A financial interest is not necessarily a conflict of interest. Under Section 3, paragraph B, a person who has a financial interest may have a conflict of interest only if the appropriate governing board or committee decides that a conflict of interest exists.
Section 3. Conflict of Interest Avoidance Procedures
A. Duty to Disclose
In connection with any actual or possible conflict of interest, an interested person must disclose the existence of the financial interest and be given the opportunity to disclose all material facts to the directors and members of committees with governing board delegated powers considering the proposed transaction or arrangement.
B. Determining Whether a Conflict of Interest Exists
After disclosure of the financial interest and all material facts, and after any discussion with the interested person, he/she shall leave the governing board or committee meeting while the determination of a conflict of interest is discussed and voted upon.

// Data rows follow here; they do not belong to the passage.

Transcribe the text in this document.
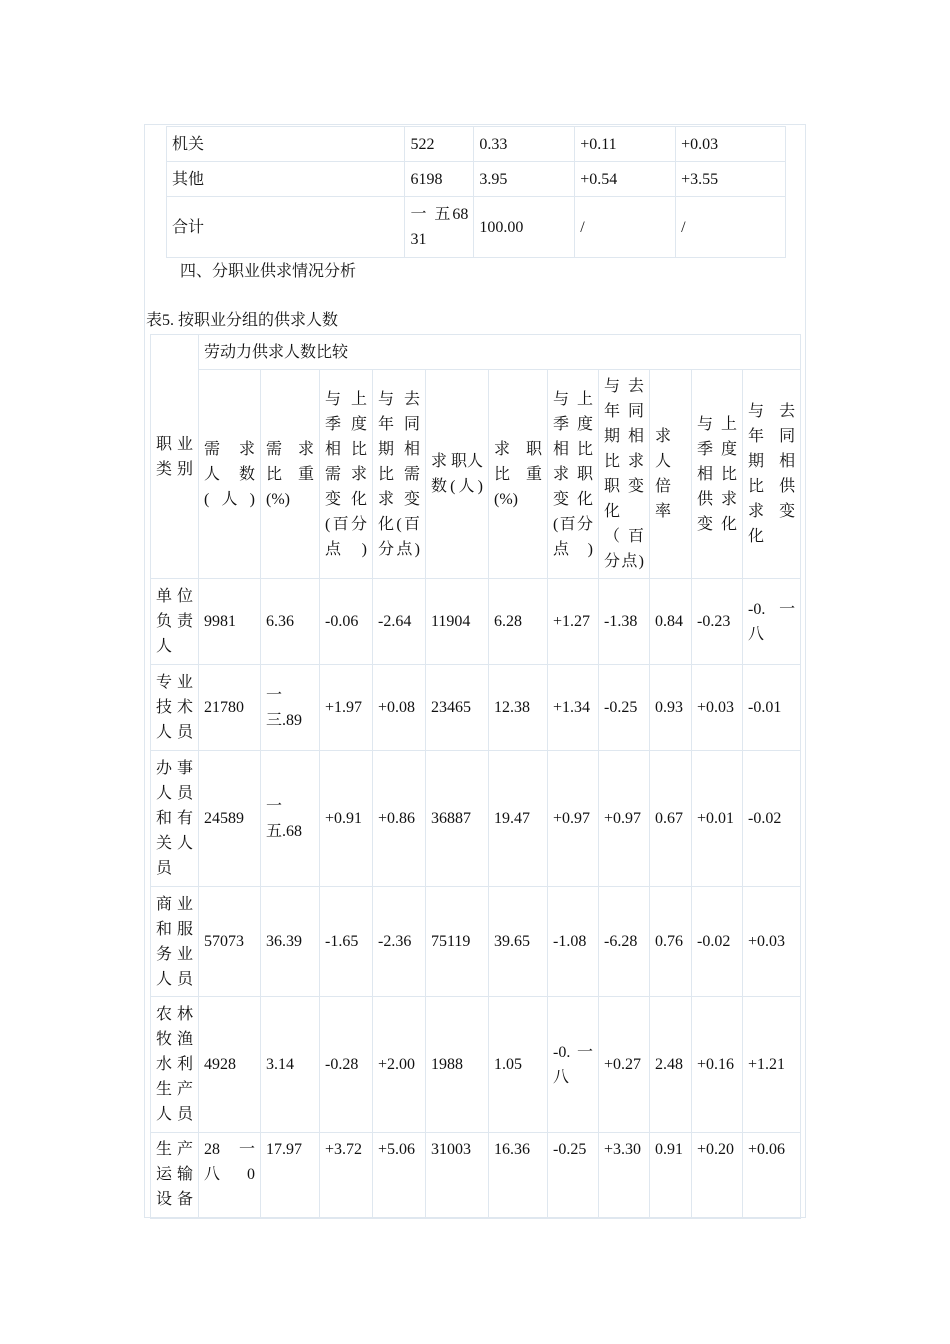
机关	522	0.33	+0.11	+0.03
其他	6198	3.95	+0.54	+3.55
合计	一 五6831	100.00	/	/
四、分职业供求情况分析
表5. 按职业分组的供求人数
职 业类别	劳动力供求人数比较										
	需 求人 数(人)	需 求比 重(%)	与 上季 度相 比需 求变 化(百分点)	与 去年 同期 相比 需求 变化(百分点)	求 职人 数(人)	求 职比 重(%)	与 上季 度相 比求 职变 化(百分点)	与 去年 同期 相比 求职 变化 （百分点)	求 人倍 率	与 上季 度 相比 供 求变化	与 去年 同期 相比 供求 变化
单 位负 责人	9981	6.36	-0.06	-2.64	11904	6.28	+1.27	-1.38	0.84	-0.23	-0. 一八
专 业技 术人员	21780	一三.89	+1.97	+0.08	23465	12.38	+1.34	-0.25	0.93	+0.03	-0.01
办 事人 员和 有关 人员	24589	一五.68	+0.91	+0.86	36887	19.47	+0.97	+0.97	0.67	+0.01	-0.02
商 业和 服务 业人员	57073	36.39	-1.65	-2.36	75119	39.65	-1.08	-6.28	0.76	-0.02	+0.03
农 林牧 渔水 利生 产人员	4928	3.14	-0.28	+2.00	1988	1.05	-0. 一八	+0.27	2.48	+0.16	+1.21
生 产运 输设 备	28 一八0	17.97	+3.72	+5.06	31003	16.36	-0.25	+3.30	0.91	+0.20	+0.06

The remaining board or committee members shall decide if a conflict of interest exists.
C. Procedures for Addressing the Conflict of Interest
An interested person may make a presentation at the governing board or committee meeting, but after the presentation, he/she shall leave the meeting during the discussion of, and the vote on, the transaction or arrangement involving the possible conflict of interest.

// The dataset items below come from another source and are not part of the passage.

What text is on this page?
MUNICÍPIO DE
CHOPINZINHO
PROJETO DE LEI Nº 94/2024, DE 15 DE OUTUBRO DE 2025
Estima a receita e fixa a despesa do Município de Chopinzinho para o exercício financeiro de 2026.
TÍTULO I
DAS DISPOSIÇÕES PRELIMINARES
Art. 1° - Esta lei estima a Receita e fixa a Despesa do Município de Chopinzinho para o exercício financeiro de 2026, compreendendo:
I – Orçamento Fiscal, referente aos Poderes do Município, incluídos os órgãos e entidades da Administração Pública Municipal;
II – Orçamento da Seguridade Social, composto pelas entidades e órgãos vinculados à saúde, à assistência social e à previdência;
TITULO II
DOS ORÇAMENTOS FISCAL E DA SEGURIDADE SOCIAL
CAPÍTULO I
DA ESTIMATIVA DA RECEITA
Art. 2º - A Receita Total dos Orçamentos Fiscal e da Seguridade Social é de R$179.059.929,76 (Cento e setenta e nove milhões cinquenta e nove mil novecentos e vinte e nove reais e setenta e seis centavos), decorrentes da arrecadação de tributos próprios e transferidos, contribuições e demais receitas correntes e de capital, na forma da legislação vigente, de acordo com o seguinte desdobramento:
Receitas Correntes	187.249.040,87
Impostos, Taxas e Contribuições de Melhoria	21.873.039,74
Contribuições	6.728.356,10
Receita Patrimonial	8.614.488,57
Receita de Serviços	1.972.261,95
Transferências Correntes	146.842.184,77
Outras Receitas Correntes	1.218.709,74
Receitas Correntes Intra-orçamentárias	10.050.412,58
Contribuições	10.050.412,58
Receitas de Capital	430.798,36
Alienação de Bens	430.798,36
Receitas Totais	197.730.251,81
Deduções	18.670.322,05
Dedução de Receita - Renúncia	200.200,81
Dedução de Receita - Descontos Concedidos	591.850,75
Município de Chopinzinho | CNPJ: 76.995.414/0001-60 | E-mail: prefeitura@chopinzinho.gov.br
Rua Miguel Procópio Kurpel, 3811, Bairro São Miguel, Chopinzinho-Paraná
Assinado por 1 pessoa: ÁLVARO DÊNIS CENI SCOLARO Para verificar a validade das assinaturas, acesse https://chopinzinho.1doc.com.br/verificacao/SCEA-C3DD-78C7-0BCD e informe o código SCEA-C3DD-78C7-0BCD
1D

The chairperson of the governing board or committee shall, if appropriate, appoint a disinterested person or committee to investigate alternatives to the proposed transaction or arrangement.
After exercising due diligence, the governing board or committee shall determine whether the corporation can obtain with reasonable efforts a more advantageous transaction or arrangement from a person or entity that would not give rise to a conflict of interest.
If a more advantageous transaction or arrangement is not reasonably possible under circumstances not producing a conflict of interest, the governing board or committee shall determine by a majority vote of the disinterested directors whether the transaction or arrangement is in the corporation’s best interest, for its own benefit, and whether it is fair and reasonable. In conformity with the above determination, it shall make its decision as to whether to enter into the transaction or arrangement.
D. Violations of the Conflicts of Interest Policy
If the governing board or committee has reasonable cause to believe a member has failed to disclose actual or possible conflicts of interest, it shall inform the member of the basis for such belief and afford the member an opportunity to explain the alleged failure to disclose.
If, after hearing the member’s response and after making further investigation as warranted by the circumstances, the governing board or committee determines the member has failed to disclose an actual or possible conflict of interest, it shall take appropriate disciplinary and corrective action.
Section 4. Records of Board and Board Committee Proceedings
The minutes of meetings of the governing board and all committees with board delegated powers shall contain:
- The names of the persons who disclosed or otherwise were found to have a financial interest in connection with an actual or possible conflict of interest, the nature of the financial interest, any action taken to determine whether a conflict of interest was present, and the governing board’s or committee’s decision as to whether a conflict of interest in fact existed.
- The names of the persons who were present for discussions and votes relating to the transaction or arrangement, the content of the discussion, including any alternatives to the proposed transaction or arrangement, and a record of any votes taken in connection with the proceedings.